Приезжая в Петербург, епископ представлялся обыкновенно великому князю Павлу Петровичу, который чрезвычайно полюбил прелата, умевшего толково поговорить и о выправке нижнего военного чина, и о пригонке амуниции, и об иерархическом устройстве духовенства, и о разных важных предметах, а также и о мелочах обыденной жизни. Расположение наследника престола к Сестренцевичу дошло до того, что когда однажды этот последний в бытность свою в Гатчине вдруг сильно захворал, то Павел Петрович не только заботился о нём, но почти каждый день сам навещал больного. Обстоятельство это ещё более сблизило их. В разговорах своих с Павлом епископ выказывал свои убеждения, сводившиеся к тому, что он послушание государю ставит своею первою обязанностию. При этом он говорил о необходимости строгого подчинения духовенства епископской власти и полагал возможным, ввиду того, что в присоединённых от Польши областях значительная часть населения были католики, образовать в России независимую от папы католическую церковь, представитель которой пользовался бы такою же самостоятельностью, какою, например, пользовался португальский патриарх, или же взамен единоличной власти епископа учредить католический синод, который и управлял бы в России римскою церковью.
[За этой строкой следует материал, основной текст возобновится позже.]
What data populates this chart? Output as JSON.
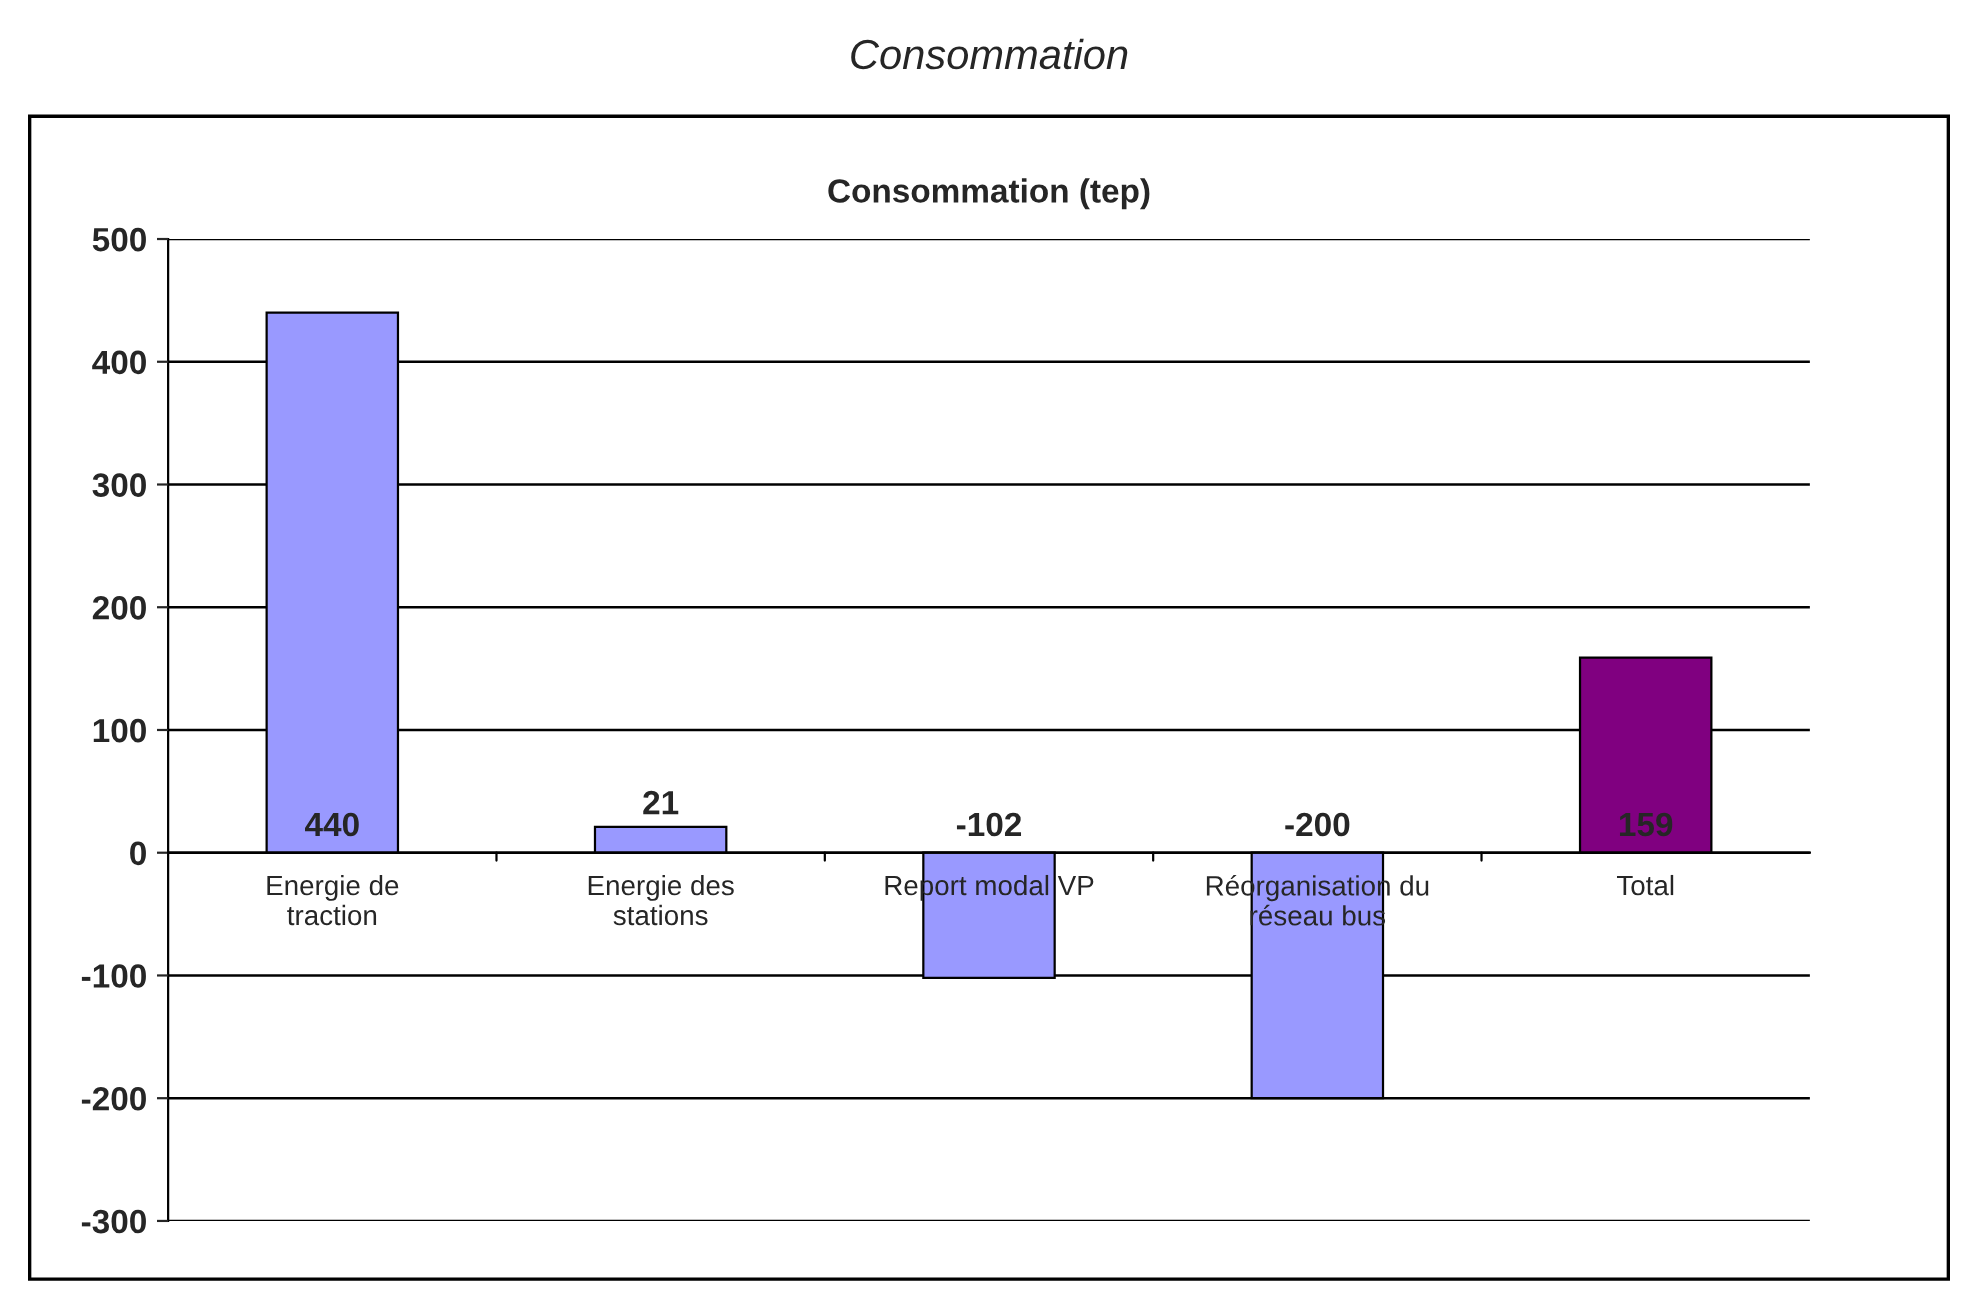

Вступив на престол, Павел Петрович не только не забыл Сестренцевича, но и приблизил его к своей особе. Государю нравилось отсутствие в нём ханжества и лицемерия, и император был чрезвычайно доволен, когда сановитый прелат, облачённый в кардинальский пурпур, являлся на придворные балы среди блестящих кавалеров и пышно разодетых дам. Часто случалось, что император на балу подолгу беседовал с митрополитом, разговаривая с ним по-латыни, и ласково подсмеивался над ним, замечая ему о том соблазне, какой он производит в пастве своим появлением среди танцующих. Митрополит отшучивался в свою очередь, отвечая, между прочим, что он не находит ничего предосудительного бывать в том обществе, где встречает в лице хозяина помазанника Божьего. Вообще в первое время царствования Павла Петровича отношения к нему государя отличались постоянным вниманием и чрезвычайною благосклонностию.
Ошибочно было бы, однако, полагаться на прочность и продолжительность таких отношений. Одна какая-нибудь случайность, один ловко сделанный наговор могли не только изменить, но и совершенно их уничтожить. Между тем для выставки пред государем Сестренцевича в неблагоприятном для него свете можно было найти много поводов не только по делам церковным, но и по делам политическим.